Une perte de repères

Tout cela, et bien d’autres facteurs, a engendré une crise des valeurs. Nous sommes collectivement en perte de repères ; un peu partout, la gauche est en déclin ou s’accroche à de vieilles recettes devenues inefficaces, abandonnant les lieux aux fondamentalismes et aux populismes qui promeuvent le recul de droits individuels et collectifs chèrement acquis et qui conduisent à l’intolérance, à la fermeture aux autres, au racisme. Dans bien des domaines, les partis réagissent au cas par cas, sans vision d’ensemble. En devenant chef du Parti Québécois, Pauline Marois exprimait sa volonté de renouveler la social-démocratie. Depuis, plus rien. On attend toujours que Québec solidaire formule une alternative crédible au capitalisme. Et pour donner l’impression d’agir, les Libéraux au pouvoir s’agitent. Pendant ce temps, le débat sur la question nationale est ensablé depuis le référendum de 1995, alors que le poids politique des Québécois diminue inexorablement.

Le goût de l’avenir

Tout n’est pas noir, par contre. Et comme le disait Hölderlin : « Là où croit le danger, croît aussi ce qui sauve ». Nous avons au Québec un grand nombre d’acquis qu’il faut revaloriser, mais dans un contexte nouveau. De nouvelles valeurs sont en émergence, de nouvelles expériences porteuses sont conduites dans plusieurs milieux. De nouvelles voies sont ouvertes. Les citoyens s’engagent dans de nouveaux enjeux. Une démocratie locale agit, même si elle n’est pas relayée par les institutions politiques. Dans certains domaines, le Québec est même à l’avant-garde. Mais tout cela est fragile.

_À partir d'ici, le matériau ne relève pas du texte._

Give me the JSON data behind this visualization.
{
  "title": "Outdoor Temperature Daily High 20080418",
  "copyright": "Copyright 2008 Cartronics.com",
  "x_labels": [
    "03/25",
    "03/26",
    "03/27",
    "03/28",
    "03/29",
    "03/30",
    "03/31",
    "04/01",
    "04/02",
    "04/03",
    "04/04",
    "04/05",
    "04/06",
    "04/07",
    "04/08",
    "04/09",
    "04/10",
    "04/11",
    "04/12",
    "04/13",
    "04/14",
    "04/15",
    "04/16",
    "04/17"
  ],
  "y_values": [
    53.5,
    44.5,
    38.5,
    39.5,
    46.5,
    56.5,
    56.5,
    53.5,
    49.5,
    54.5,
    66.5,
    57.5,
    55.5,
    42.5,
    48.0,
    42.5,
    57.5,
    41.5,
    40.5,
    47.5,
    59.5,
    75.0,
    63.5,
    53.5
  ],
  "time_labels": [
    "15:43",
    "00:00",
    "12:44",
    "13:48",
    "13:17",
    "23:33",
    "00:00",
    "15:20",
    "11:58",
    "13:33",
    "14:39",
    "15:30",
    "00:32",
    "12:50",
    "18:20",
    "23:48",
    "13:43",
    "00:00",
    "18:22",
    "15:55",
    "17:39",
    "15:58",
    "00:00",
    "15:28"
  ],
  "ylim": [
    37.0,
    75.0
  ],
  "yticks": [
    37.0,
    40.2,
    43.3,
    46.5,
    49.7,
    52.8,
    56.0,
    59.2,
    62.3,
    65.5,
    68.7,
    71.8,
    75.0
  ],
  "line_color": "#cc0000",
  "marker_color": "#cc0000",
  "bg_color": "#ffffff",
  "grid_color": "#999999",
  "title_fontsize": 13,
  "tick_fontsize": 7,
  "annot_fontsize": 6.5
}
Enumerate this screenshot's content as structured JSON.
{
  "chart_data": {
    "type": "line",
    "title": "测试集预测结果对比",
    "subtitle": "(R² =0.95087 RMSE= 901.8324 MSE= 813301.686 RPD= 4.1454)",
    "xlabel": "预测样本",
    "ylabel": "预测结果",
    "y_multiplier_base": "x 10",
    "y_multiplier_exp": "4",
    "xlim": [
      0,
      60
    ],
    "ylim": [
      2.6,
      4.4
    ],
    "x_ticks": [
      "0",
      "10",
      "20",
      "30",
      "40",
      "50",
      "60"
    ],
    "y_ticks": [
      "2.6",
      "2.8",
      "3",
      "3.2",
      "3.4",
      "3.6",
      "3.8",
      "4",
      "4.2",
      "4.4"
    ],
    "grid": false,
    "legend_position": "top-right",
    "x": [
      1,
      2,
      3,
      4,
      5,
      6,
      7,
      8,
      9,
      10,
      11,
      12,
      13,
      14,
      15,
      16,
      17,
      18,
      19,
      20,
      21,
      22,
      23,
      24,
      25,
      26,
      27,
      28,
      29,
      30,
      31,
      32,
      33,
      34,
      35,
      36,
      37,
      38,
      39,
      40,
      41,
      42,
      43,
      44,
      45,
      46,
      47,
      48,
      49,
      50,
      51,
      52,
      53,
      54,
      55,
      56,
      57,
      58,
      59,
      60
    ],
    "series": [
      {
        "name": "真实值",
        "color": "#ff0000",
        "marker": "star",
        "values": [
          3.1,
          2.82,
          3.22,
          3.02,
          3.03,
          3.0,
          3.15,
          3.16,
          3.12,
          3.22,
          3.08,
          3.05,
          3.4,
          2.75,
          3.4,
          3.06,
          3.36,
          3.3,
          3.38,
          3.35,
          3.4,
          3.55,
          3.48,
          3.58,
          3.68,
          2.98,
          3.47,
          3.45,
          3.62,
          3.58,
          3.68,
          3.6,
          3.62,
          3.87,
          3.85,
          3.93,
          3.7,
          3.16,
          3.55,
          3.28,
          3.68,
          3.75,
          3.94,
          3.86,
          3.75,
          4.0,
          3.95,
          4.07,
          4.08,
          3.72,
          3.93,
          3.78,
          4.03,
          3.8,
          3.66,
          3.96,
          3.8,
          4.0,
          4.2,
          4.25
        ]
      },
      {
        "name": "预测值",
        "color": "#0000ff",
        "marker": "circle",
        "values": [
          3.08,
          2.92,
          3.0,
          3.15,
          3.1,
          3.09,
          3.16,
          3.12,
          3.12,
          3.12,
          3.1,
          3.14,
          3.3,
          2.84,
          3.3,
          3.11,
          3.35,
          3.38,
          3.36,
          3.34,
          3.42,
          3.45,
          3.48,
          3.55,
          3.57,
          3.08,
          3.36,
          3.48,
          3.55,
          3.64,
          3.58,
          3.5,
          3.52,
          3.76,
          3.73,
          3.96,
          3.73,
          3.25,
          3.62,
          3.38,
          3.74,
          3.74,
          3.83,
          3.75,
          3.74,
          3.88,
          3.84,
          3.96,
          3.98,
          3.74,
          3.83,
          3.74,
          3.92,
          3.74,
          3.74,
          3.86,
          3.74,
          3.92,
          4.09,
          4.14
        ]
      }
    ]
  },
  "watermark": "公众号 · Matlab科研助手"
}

Pour sortir de notre impuissance collective et retrouver le goût de l’avenir, la nécessité s’impose de lancer de nouveaux débats, de se donner une vision à long terme, de mobiliser celles et ceux qui croient d’abord aux valeurs d’égalité, de liberté, de solidarité, de démocratie et de développement durable. Ce Chantier veut réunir tant des théoriciens que des praticiens du développement de la société québécoise autour des grands enjeux que nous avons identifiés. Nous sommes convaincus que les partis politiques et les organisations syndicales, communautaires et populaires ne peuvent faire l’impasse sur une réflexion agissante touchant l’ensemble de ces questions.

La démarche proposée, qui ne se veut pas prétentieuse mais audacieuse, s’inscrit dans cette perspective.